12. Cross-spec touchpoints¶

harness (spec/harness/spec.md) — abstract foundation; this sub-spec layers chat-shaped surfaces over harness's contract. Specifically: §3 (dispatch paths), §4 (turn lifecycle), §5 (outcome handling), §7 (error categorization), §8 (composition with sessions / suspension / checkpointing / observability).
sessions (spec/sessions/spec.md) — sessioned-mode chat threads session_id per sessions §3; conversation history persists in session state.
suspension (spec/suspension/spec.md) — chat composes with suspension via §8 above (pending-message protocol + subscribed-listener resume).
prompt-management (spec/prompt-management/spec.md) — chat-prompt templates render into messages chat harnesses consume; content-block model shared with llm-provider §3.1.
llm-provider (spec/llm-provider/spec.md) — ChatMessage mirrors llm-provider §3 unchanged; chat-harness messages pass through to complete() calls without translation.
observability (spec/observability/spec.md) — turn-level wrapper spans per harness §4.6; no chat-specific span attributes introduced.
graph-engine (spec/graph-engine/spec.md) — chat graphs are graph-engine graphs; the messages: list[ChatMessage] field follows canonical state-reducer conventions.
future memory capability — cross-session memory (per-user profiles, episodic memory, vector retrieval) deferred to a future sub-spec; chat composes with it when its spec lands.

13. Out of scope¶

Cross-session memory. Per-user profiles, episodic memory, semantic / vector-indexed retrieval. Per-session conversation history is in scope; anything spanning sessions is OUT. Deferred to a future memory capability that builds on this spec.
Specific chat-platform adapters. Slack, Discord, Microsoft Teams, WhatsApp, customer-platform integrations. Each platform's message routing (mentions, threads, channels, attachments) is the platform-adapter package's concern; the chat sub-spec ratifies what the platform-adapters build on.

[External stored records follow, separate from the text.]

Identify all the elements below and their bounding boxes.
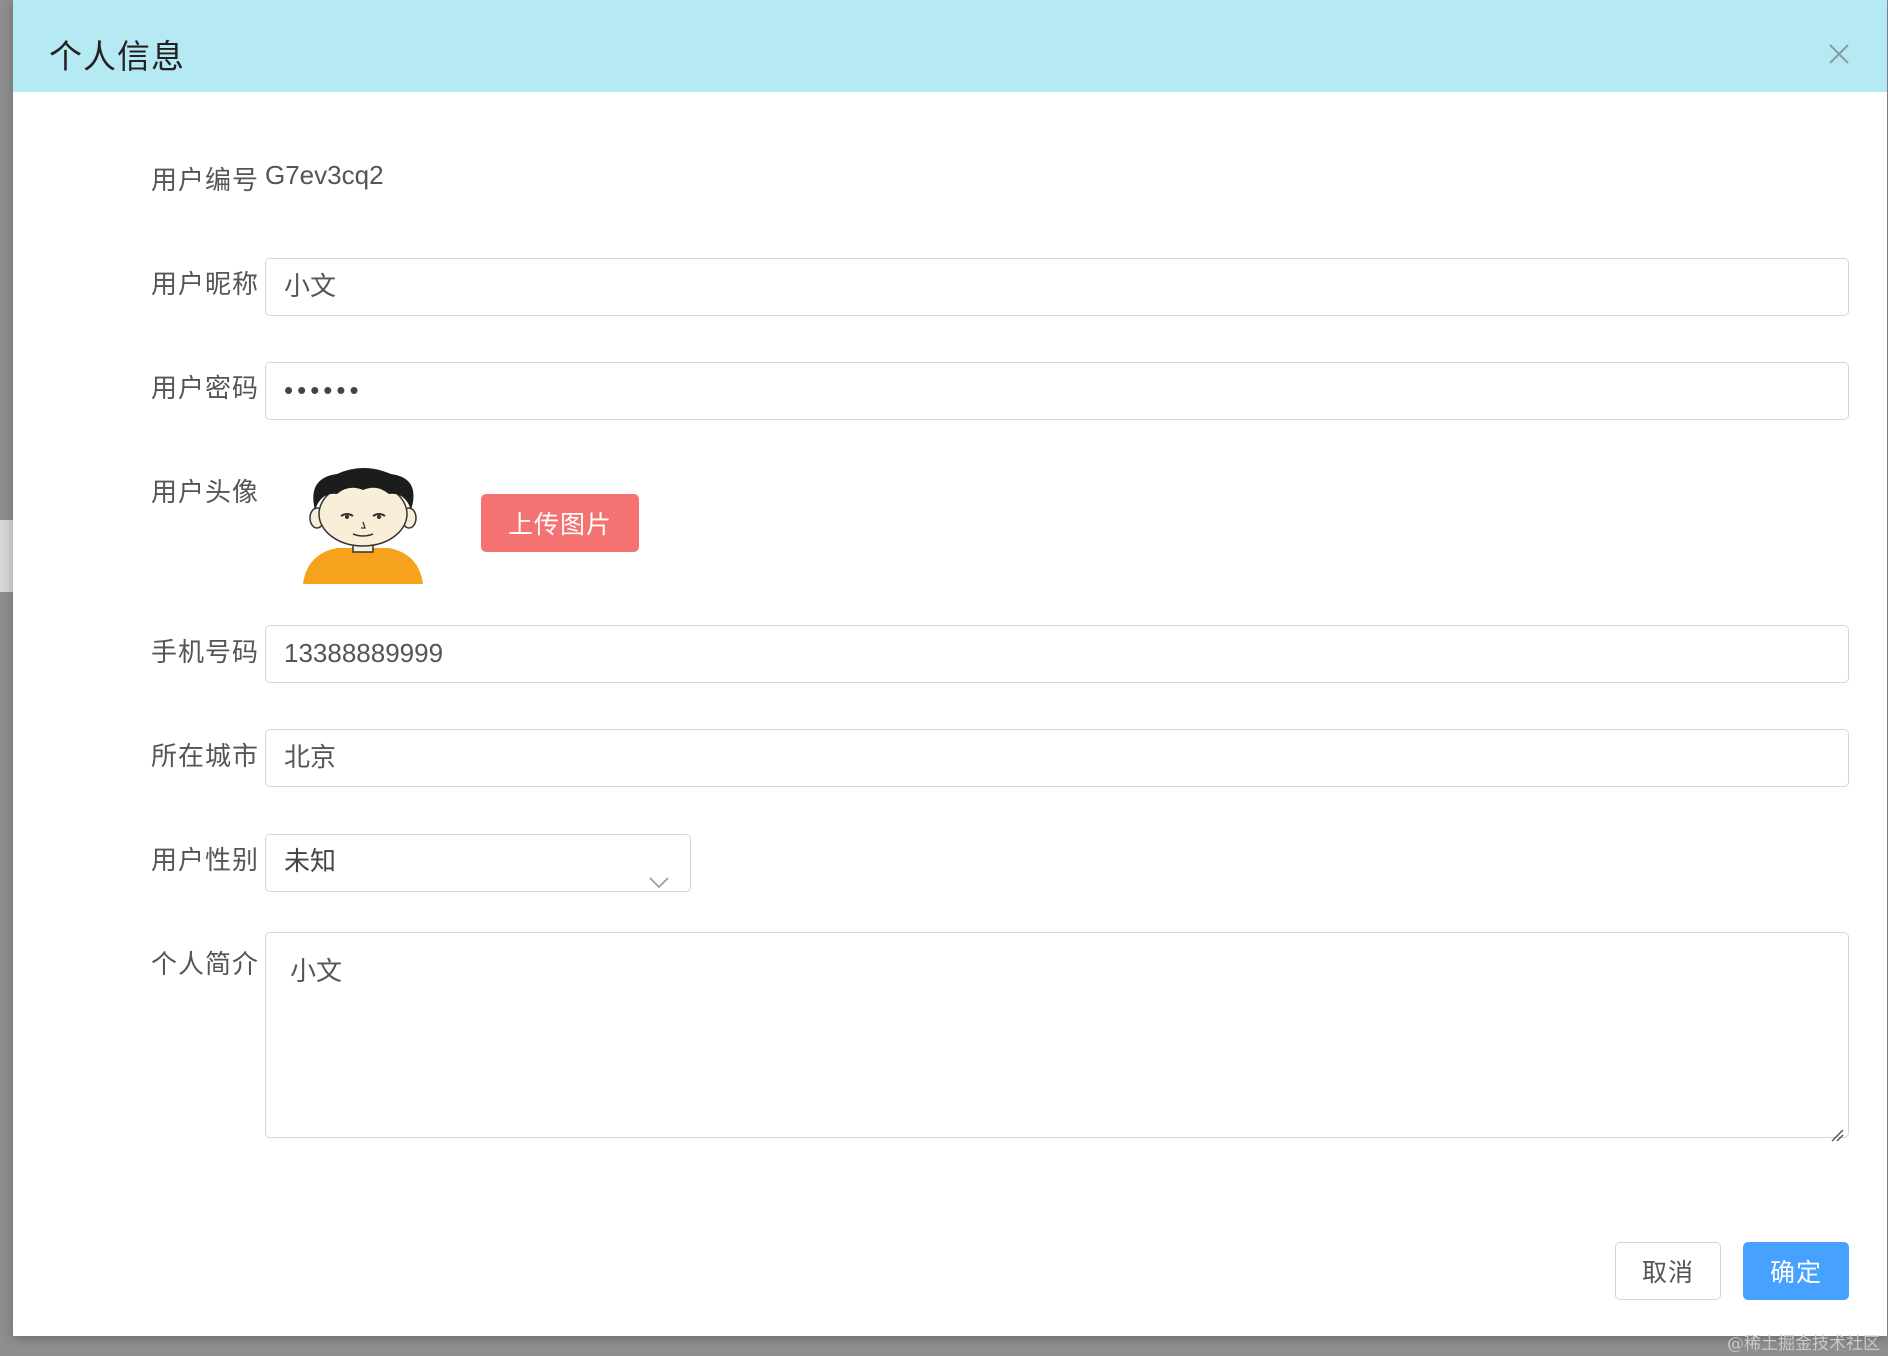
city-label: 所在城市 [150, 742, 259, 772]
bio-text: 小文 [290, 957, 343, 987]
chevron-down-icon [648, 855, 670, 889]
avatar-label: 用户头像 [150, 478, 259, 508]
gender-select[interactable]: 未知 [265, 834, 691, 892]
nickname-input[interactable]: 小文 [265, 258, 1849, 316]
user-id-value: G7ev3cq2 [265, 160, 384, 190]
cancel-button[interactable]: 取消 [1615, 1242, 1721, 1300]
password-label: 用户密码 [150, 374, 259, 404]
backdrop-tab-fragment [0, 520, 14, 592]
password-input[interactable]: •••••• [265, 362, 1849, 420]
personal-info-dialog: 个人信息 用户编号 G7ev3cq2 用户昵称 小文 用户密码 •••••• 用… [13, 0, 1887, 1336]
dialog-header: 个人信息 [13, 0, 1887, 92]
city-input[interactable]: 北京 [265, 729, 1849, 787]
avatar [297, 466, 429, 584]
bio-label: 个人简介 [150, 950, 259, 980]
bio-textarea[interactable]: 小文 [265, 932, 1849, 1142]
backdrop-page-fragment [0, 460, 8, 478]
phone-label: 手机号码 [150, 638, 259, 668]
nickname-label: 用户昵称 [150, 270, 259, 300]
password-mask: •••••• [284, 375, 363, 405]
gender-selected-value: 未知 [284, 847, 337, 877]
dialog-title: 个人信息 [49, 37, 185, 76]
upload-image-button[interactable]: 上传图片 [481, 494, 639, 552]
user-id-label: 用户编号 [150, 166, 259, 196]
close-icon[interactable] [1827, 42, 1851, 66]
gender-label: 用户性别 [150, 846, 259, 876]
watermark: @稀土掘金技术社区 [1727, 1334, 1880, 1354]
resize-handle-icon[interactable] [1830, 1119, 1844, 1142]
phone-input[interactable]: 13388889999 [265, 625, 1849, 683]
confirm-button[interactable]: 确定 [1743, 1242, 1849, 1300]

Multimodal output beyond text/image. Audio, video, file outputs deferred to future prompt-management or llm-provider proposals that extend the content-block set; this sub-spec inherits additions automatically (the ContentBlock reference is unscoped).
Voice input / output. A voice agent harness is a different harness type entirely (streaming-first, low-latency, with voice-activity-detection turn boundaries). Future sub-spec if real.

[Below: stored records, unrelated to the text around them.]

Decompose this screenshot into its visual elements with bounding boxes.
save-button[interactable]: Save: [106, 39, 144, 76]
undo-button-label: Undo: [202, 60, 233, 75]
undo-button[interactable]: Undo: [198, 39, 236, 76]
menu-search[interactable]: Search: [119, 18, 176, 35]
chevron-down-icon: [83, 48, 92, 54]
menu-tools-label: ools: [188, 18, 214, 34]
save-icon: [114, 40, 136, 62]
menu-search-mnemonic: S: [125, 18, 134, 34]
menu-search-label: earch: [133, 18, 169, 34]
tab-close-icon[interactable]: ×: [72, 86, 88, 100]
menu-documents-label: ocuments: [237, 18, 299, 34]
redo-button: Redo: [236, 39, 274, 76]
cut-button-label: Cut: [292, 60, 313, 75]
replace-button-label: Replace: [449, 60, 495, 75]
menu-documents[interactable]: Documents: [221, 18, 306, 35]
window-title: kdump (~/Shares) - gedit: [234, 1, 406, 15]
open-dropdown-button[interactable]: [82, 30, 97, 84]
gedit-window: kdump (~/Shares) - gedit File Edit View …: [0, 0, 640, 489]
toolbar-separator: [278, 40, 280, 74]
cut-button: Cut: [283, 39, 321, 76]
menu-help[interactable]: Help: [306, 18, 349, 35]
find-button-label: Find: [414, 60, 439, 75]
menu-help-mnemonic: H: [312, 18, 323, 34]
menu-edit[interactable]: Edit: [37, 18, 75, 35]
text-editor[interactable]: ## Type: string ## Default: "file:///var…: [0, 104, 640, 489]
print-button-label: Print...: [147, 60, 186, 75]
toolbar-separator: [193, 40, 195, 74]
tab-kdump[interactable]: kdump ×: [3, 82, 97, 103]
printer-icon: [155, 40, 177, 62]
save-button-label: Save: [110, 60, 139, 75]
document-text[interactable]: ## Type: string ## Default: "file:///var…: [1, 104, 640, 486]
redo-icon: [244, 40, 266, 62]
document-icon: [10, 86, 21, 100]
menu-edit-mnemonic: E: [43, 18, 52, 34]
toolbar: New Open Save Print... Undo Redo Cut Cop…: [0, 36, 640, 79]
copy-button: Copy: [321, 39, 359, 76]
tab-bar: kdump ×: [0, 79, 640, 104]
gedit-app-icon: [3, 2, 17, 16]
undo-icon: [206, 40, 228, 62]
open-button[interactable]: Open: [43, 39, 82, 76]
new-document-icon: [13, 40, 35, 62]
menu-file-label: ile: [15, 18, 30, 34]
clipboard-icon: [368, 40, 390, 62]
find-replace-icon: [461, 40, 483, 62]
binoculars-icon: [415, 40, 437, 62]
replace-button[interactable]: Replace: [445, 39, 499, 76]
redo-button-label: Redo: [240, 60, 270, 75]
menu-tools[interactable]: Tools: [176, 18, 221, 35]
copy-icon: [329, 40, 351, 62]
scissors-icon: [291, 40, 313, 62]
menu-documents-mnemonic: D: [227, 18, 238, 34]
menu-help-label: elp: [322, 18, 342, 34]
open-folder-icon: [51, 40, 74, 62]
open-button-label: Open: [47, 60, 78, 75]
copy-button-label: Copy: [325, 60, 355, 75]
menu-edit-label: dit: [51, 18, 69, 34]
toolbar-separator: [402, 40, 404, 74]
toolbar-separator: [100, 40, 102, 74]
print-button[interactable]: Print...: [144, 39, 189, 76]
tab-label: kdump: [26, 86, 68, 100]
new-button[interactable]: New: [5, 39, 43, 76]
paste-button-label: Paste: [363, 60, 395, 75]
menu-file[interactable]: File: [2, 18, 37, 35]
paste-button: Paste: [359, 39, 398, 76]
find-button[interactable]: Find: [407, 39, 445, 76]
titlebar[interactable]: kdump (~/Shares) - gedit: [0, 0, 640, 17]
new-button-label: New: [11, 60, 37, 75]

Rich-media compose UI. What the chat UI looks like, how the user composes messages, how attachments are picked — application concern.
Conversation summary / context-window management. Application strategies (summarization, sliding-window, vector retrieval over old turns) for managing long conversations against LLM context-window limits. The chat sub-spec exposes the raw messages field; the management strategy lives in application code or a future memory-adjacent capability.
Per-turn user-facing error tone customization. The §10 mapping defines a three-bucket default; applications that want different tone (more / less verbose, branded language, localized) wrap the chat harness with their own error-mapping layer above the chat-harness surface.
Streaming protocol details. The chat sub-spec defines the API-surface contract for the streaming send_streaming() variant; the actual streaming protocol (token format, chunk boundaries, backpressure, cancellation) lives in the planned streaming proposal.
Stateless completion harness. "Send one message, get one reply, no memory" is a different harness type; if anyone wants it, it gets its own sub-spec ("harness-completion" or similar).